Die Region Cherson hat sich in den letzten Wochen zu einem der Hauptschauplätze der Kämpfe zwischen den ukrainischen und den russischen Streitkräften entwickelt. Die Bevölkerung ist gezwungen, massenhaft aus einem Gebiet zu fliehen, in dem es nicht einmal an der grundlegendsten Versorgung mangelt und in dem es bereits «Geisterstädte» gibt.

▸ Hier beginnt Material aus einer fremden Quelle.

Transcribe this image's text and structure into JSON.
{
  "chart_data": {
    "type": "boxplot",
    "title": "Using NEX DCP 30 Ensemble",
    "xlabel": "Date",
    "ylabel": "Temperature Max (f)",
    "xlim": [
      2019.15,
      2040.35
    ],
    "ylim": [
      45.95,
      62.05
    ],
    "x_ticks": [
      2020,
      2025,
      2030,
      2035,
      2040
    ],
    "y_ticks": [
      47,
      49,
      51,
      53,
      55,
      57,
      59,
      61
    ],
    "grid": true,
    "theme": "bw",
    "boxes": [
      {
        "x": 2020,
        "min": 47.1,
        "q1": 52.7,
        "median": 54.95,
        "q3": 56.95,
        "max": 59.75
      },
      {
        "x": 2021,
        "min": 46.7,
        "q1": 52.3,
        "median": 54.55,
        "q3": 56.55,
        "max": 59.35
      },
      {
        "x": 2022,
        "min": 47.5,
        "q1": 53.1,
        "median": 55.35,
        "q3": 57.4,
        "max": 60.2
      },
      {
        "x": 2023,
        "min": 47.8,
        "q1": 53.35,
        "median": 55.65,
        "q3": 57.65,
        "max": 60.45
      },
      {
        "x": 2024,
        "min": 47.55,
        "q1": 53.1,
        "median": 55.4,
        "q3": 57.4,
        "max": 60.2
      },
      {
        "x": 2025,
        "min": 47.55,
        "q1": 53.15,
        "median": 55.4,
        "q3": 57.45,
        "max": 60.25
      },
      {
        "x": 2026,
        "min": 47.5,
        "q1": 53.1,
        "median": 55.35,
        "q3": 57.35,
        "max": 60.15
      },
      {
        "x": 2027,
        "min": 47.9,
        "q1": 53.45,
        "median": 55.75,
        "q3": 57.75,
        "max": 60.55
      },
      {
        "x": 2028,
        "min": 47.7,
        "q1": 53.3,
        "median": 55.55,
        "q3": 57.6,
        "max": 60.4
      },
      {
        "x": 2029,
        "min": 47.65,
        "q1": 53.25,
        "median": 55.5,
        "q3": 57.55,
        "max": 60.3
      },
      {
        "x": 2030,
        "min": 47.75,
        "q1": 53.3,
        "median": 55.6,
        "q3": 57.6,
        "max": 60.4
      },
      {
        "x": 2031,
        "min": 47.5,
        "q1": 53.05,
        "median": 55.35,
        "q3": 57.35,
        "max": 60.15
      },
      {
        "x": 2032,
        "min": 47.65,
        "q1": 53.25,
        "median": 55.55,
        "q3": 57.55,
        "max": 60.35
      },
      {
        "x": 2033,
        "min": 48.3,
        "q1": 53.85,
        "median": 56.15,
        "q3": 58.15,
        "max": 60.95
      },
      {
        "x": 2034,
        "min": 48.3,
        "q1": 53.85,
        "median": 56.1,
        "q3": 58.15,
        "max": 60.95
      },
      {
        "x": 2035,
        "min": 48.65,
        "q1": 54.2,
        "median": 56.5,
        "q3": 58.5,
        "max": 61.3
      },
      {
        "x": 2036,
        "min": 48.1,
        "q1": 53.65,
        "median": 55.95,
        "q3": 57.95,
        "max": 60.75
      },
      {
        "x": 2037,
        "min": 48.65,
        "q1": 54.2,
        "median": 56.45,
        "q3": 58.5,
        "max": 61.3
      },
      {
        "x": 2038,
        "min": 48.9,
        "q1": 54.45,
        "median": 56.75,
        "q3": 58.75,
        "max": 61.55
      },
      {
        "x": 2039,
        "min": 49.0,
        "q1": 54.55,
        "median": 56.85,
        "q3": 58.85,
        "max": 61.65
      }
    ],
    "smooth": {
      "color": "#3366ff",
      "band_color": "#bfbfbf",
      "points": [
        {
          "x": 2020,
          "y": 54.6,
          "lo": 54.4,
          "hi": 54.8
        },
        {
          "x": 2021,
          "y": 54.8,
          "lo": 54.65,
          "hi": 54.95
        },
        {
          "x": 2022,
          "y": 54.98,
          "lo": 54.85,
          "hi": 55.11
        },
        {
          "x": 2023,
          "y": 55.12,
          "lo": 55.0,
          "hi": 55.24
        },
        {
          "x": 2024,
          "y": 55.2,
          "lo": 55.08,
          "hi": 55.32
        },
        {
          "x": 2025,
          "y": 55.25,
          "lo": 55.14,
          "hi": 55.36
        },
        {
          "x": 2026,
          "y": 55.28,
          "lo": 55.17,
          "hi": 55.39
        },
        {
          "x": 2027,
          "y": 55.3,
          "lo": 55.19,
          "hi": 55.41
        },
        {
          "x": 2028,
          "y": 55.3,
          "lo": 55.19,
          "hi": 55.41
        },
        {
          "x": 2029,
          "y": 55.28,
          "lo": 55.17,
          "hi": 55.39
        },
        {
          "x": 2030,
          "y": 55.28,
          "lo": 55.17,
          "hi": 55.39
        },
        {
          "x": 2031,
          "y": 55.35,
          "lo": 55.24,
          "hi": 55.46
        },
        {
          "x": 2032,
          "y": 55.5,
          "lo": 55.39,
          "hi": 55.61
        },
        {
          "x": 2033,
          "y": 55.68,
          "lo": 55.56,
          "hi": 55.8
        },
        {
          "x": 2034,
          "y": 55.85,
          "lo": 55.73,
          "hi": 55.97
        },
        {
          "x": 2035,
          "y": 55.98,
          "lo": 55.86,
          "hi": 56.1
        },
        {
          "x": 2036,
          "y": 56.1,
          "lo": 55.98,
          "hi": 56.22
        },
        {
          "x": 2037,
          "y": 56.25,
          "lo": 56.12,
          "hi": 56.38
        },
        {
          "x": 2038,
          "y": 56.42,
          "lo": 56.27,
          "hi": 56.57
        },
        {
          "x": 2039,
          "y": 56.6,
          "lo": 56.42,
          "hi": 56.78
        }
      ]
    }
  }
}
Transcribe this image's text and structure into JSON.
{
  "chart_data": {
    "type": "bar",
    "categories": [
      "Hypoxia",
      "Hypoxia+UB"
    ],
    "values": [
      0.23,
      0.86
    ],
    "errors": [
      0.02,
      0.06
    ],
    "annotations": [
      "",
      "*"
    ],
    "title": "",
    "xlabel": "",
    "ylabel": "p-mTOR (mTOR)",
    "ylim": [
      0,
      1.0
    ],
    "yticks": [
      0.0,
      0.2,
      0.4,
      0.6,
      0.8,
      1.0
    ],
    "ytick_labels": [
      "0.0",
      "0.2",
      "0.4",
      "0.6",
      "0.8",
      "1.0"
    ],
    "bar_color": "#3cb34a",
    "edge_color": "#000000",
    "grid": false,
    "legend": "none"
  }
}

Ein Team des UN-Büros für die Koordinierung humanitärer Angelegenheiten (OCHA) besuchte kürzlich einige der Dörfer, die in den letzten Wochen an die ukrainischen Behörden übergeben wurden, nachdem sie monatelang unter russischer Kontrolle unzugänglich gewesen waren.
Dörfer wie Visokopilliya, Novovorontsovka, Novooleksandrivka und Borivska versuchen langsam, den verlorenen Puls der Normalität wiederzuerlangen, obwohl dies, wie OCHA-Sprecher Saviano Andreu betont, in einem Land, in dem der Konflikt noch immer wütet und Cherson einer der Hauptbrennpunkte der Auseinandersetzung ist, schwierig erscheint.
In einem Interview mit Europa Press sagt Abreu, dass es Städte wie Visokopilliya gibt, die praktisch menschenleer sind: Vor dem Aufflammen des Konflikts hatte die Stadt mehr als 10.000 Einwohner, jetzt sind es kaum mehr als eintausend. «Ich hatte den Eindruck, dass wir eine Geisterstadt betreten haben», sagt er, «schockiert» von dem, was er vor Ort sah.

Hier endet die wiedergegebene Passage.